Support Questions

Find answers, ask questions, and share your expertise
Announcements
Celebrating as our community reaches 100,000 members! Thank you!

bucketing table with just one bucket vs partionned table

avatar
New Contributor

I would like to know if there were any perverse effects on using partitioned tables with a single bucket clause. This is to generate only one file in the partition. I use this because the compaction major process doesn't work very good. .I am using this solution to avoid having multiple small files in the partition. In fact, the compaction mechanism (Major) does not always allow only one file in the partition.

1 ACCEPTED SOLUTION

avatar
Contributor

If your partition is not big enough say a couple of million rows (which i see since you have 10000 partitions on 1billion so approx couple of millions of rows), then its ok to create a single bucket. Also, as long as the file size is greater than block size, having multiple files doesnt degrade the performance. Too many small files less than block size is a concern. 

You should use compaction since it makes it easier for hive to skip a partition altogether.

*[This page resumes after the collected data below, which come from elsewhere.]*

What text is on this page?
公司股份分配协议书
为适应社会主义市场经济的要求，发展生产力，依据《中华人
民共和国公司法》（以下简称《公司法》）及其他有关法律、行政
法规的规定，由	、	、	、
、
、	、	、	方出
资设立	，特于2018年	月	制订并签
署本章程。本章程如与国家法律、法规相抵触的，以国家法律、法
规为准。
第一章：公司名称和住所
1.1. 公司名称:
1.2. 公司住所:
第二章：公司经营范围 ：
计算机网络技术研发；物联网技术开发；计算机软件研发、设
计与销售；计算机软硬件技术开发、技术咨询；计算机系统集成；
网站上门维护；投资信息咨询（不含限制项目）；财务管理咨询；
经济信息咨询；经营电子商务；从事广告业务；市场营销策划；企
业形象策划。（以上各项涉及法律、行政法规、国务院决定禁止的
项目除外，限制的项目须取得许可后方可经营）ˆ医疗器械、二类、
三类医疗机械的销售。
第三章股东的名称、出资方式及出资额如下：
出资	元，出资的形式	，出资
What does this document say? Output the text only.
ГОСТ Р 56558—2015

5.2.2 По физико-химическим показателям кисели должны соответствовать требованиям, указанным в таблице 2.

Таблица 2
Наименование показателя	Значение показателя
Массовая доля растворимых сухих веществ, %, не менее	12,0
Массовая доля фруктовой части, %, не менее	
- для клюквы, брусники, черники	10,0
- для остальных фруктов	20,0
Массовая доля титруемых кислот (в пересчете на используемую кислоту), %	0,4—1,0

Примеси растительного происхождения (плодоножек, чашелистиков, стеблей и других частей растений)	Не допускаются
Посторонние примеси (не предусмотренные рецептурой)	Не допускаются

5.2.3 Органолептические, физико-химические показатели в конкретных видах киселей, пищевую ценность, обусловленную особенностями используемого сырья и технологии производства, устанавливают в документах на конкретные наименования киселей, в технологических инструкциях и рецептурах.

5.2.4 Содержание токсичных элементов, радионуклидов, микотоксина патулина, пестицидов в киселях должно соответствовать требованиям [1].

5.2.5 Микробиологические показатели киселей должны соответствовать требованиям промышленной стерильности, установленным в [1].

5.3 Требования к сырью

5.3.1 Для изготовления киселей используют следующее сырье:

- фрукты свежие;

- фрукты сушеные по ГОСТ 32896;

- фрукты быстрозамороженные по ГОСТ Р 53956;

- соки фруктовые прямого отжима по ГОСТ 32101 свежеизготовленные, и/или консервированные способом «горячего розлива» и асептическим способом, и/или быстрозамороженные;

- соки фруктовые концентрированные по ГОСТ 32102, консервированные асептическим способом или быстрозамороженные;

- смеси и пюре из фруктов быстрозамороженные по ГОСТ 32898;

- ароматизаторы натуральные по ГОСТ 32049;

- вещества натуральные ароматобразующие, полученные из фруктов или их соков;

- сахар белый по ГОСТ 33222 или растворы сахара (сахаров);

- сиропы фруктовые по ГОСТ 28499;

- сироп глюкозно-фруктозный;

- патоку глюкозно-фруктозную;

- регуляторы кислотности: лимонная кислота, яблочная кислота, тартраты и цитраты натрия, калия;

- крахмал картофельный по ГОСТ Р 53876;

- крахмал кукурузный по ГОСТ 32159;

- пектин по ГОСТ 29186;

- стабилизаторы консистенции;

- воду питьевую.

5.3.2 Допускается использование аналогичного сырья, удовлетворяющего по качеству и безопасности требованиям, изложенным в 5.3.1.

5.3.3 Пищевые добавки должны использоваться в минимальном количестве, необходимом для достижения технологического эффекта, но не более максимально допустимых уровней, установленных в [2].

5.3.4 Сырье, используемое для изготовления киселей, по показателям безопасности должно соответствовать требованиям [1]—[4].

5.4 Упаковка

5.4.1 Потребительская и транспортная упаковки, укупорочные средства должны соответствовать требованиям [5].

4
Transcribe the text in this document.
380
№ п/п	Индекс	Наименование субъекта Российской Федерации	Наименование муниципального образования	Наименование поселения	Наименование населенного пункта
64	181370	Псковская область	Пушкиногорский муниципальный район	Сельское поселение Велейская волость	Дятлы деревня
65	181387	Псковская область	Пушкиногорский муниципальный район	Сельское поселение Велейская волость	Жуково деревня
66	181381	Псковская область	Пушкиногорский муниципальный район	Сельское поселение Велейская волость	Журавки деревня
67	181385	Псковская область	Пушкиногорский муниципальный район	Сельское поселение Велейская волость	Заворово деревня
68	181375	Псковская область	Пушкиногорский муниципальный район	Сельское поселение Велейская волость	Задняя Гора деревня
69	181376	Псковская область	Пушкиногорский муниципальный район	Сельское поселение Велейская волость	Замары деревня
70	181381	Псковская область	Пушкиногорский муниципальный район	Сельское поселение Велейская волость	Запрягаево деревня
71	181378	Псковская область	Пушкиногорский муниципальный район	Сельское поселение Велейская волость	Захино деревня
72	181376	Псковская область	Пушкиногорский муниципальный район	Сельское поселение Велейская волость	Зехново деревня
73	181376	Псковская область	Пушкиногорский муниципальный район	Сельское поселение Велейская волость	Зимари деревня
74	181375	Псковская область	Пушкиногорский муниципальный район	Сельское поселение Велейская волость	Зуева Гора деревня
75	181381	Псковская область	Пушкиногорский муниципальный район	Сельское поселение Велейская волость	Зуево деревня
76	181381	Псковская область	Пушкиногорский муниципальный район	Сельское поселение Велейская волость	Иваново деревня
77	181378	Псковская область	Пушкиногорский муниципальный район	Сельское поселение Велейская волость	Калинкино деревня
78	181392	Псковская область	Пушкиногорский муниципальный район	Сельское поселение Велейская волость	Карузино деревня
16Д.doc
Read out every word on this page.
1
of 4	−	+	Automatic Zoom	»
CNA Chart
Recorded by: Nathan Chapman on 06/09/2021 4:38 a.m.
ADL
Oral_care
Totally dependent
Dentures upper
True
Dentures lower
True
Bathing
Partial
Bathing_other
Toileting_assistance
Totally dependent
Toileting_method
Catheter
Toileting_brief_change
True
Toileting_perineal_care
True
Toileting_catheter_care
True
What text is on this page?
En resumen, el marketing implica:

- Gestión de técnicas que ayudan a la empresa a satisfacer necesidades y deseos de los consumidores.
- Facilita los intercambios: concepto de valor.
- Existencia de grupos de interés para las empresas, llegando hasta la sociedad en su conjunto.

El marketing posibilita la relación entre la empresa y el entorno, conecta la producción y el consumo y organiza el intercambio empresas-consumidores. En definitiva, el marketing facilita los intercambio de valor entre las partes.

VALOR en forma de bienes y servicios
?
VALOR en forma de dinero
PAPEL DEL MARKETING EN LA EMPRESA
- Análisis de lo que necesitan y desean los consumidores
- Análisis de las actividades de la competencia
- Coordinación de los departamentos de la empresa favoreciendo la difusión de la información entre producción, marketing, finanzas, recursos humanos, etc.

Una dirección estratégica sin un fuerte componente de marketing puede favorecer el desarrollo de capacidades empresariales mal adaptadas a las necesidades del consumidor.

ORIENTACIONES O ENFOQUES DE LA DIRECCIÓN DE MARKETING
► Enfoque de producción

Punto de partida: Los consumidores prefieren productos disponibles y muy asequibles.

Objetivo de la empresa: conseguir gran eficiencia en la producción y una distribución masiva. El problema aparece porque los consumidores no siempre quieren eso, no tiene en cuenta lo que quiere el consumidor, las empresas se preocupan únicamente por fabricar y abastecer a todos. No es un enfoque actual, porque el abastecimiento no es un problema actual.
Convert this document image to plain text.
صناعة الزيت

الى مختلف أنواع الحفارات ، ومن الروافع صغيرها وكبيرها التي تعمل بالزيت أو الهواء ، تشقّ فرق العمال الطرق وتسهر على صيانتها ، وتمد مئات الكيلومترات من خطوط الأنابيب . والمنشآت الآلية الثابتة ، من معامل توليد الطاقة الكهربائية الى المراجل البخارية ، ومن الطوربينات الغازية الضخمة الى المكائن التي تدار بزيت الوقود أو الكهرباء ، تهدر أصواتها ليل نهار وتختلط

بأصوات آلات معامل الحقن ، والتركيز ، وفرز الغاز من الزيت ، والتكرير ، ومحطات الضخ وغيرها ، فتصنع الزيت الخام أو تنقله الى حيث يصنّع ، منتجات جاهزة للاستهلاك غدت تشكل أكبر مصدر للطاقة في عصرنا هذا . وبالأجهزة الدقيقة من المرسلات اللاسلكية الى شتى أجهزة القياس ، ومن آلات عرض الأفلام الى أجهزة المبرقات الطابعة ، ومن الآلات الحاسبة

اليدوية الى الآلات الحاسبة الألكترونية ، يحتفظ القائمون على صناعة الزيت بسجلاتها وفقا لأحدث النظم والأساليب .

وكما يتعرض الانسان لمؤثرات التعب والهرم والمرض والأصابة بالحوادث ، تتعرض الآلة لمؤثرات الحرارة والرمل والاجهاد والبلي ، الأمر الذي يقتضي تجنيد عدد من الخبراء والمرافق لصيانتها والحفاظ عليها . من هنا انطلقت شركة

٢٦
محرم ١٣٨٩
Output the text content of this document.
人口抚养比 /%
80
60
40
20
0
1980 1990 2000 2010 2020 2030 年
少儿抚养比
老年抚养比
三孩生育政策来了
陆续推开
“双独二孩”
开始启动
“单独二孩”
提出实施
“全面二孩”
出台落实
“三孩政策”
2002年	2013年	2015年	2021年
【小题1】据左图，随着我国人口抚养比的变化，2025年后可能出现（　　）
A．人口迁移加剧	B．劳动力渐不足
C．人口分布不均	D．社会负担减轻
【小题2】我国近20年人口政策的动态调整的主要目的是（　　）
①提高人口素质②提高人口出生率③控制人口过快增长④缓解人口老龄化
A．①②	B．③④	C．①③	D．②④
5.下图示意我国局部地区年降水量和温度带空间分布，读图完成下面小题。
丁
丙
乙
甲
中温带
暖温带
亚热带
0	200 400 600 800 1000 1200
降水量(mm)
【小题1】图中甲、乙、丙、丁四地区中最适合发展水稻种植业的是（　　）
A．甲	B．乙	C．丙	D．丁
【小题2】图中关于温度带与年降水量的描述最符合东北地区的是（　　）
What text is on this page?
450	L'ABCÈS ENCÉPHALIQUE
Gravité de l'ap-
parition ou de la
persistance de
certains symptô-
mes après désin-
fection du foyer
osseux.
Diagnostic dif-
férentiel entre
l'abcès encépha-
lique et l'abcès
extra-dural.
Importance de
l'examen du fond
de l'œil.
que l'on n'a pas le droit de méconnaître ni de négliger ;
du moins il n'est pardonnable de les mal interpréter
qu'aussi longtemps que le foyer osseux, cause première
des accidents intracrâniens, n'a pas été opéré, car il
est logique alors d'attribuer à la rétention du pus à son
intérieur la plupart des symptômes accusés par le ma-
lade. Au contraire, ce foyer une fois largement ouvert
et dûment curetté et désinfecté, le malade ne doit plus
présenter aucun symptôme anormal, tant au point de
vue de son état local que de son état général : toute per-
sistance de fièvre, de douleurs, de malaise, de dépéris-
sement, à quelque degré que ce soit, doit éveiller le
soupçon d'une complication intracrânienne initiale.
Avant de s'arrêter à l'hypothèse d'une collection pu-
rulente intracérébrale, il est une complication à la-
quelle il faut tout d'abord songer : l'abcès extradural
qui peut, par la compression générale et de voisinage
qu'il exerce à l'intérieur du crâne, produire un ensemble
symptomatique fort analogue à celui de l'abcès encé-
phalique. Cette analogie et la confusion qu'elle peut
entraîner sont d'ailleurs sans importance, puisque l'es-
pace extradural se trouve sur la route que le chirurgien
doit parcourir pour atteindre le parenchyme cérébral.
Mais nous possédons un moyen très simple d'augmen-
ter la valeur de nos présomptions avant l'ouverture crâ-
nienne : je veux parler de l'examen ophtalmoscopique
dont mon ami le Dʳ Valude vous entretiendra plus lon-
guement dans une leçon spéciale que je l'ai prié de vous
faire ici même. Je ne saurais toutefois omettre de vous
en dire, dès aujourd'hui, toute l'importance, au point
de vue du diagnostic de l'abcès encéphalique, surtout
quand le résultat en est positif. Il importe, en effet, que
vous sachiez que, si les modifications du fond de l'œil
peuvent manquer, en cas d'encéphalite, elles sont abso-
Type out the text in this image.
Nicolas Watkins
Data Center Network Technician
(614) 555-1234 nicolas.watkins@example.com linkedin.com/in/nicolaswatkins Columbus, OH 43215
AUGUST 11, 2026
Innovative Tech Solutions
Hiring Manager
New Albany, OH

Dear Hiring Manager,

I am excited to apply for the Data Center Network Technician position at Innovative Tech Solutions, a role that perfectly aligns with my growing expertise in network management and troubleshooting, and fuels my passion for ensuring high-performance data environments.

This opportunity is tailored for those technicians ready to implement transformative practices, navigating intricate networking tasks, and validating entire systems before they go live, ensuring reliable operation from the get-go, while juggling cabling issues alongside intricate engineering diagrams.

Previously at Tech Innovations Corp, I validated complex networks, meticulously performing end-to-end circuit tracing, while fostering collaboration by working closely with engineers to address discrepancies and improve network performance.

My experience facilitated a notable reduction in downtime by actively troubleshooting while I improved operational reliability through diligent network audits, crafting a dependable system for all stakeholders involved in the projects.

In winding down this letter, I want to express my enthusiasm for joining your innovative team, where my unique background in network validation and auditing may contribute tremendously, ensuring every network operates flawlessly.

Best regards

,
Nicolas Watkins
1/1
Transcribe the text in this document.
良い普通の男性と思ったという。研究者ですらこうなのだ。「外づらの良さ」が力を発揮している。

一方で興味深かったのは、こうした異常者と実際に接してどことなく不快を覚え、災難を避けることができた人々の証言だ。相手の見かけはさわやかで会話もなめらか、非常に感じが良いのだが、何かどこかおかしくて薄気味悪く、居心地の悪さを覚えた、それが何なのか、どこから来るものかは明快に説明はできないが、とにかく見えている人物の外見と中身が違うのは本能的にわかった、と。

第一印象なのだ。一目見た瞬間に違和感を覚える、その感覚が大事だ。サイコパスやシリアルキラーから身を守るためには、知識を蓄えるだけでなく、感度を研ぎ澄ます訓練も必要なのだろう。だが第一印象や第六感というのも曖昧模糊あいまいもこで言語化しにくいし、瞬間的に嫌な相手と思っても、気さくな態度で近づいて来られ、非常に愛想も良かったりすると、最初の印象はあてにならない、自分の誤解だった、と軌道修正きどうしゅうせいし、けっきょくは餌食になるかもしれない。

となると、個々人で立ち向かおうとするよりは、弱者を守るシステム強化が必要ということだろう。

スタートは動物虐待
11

As i said earlier, there is no best solution. You need to understand how the ad hoc queries are fired and whats the common use case. Only after that, you can take a specific path and you might to run a small POC to do some statistical analysis.

Hope this helps.

View solution in original post

3 REPLIES 3

avatar
Contributor

Partitioning and bucketing are forms to improve hive performance. Neither is mandate but is good to have. The partitioning and bucketing depend a lot on how the table looks like. If the table has millions / billions of row or the table is too wide with hundreds of columns, the query performance is impacted greatly.

To answer your question, the only effect is see is performance degradation. But, it again if the table is small (my assumption ~10-15 mil) then one bucket or more than one bucket will not bring significant improvement. But, with million of rows, it always good to bucket, so the query is evaluated only on the rows within a 1/2 buckets and this results in increased performance.

When the table has billions and are wide as well, ideally it is always bucketed and partitioned both interchangeably. There is no perfect solution, it always defers depending on the scenario.

Hope this helps. If the comment helps you to find a solution or move forward, please accept it as a solution for other community members.

avatar
New Contributor

My table is very huge , we have billions of rows and approximatively 10 000 partitions. my exact question is to force a single bucket in each partition with a partionning clause and a clustered by (col) bucketing 1 when creating the table. so we always have only one file in the score.

 

The other solution is to let the partitions fill up without a bucketing clause at creation but to compact the table to avoid full of files in the partition. I don't know which is the best solution. I think like you that we have a degradation of the performnaces during the loads because we no longer parrélize (only 1 bucket)

avatar
Contributor

If your partition is not big enough say a couple of million rows (which i see since you have 10000 partitions on 1billion so approx couple of millions of rows), then its ok to create a single bucket. Also, as long as the file size is greater than block size, having multiple files doesnt degrade the performance. Too many small files less than block size is a concern. 

You should use compaction since it makes it easier for hive to skip a partition altogether.

As i said earlier, there is no best solution. You need to understand how the ad hoc queries are fired and whats the common use case. Only after that, you can take a specific path and you might to run a small POC to do some statistical analysis.

Hope this helps.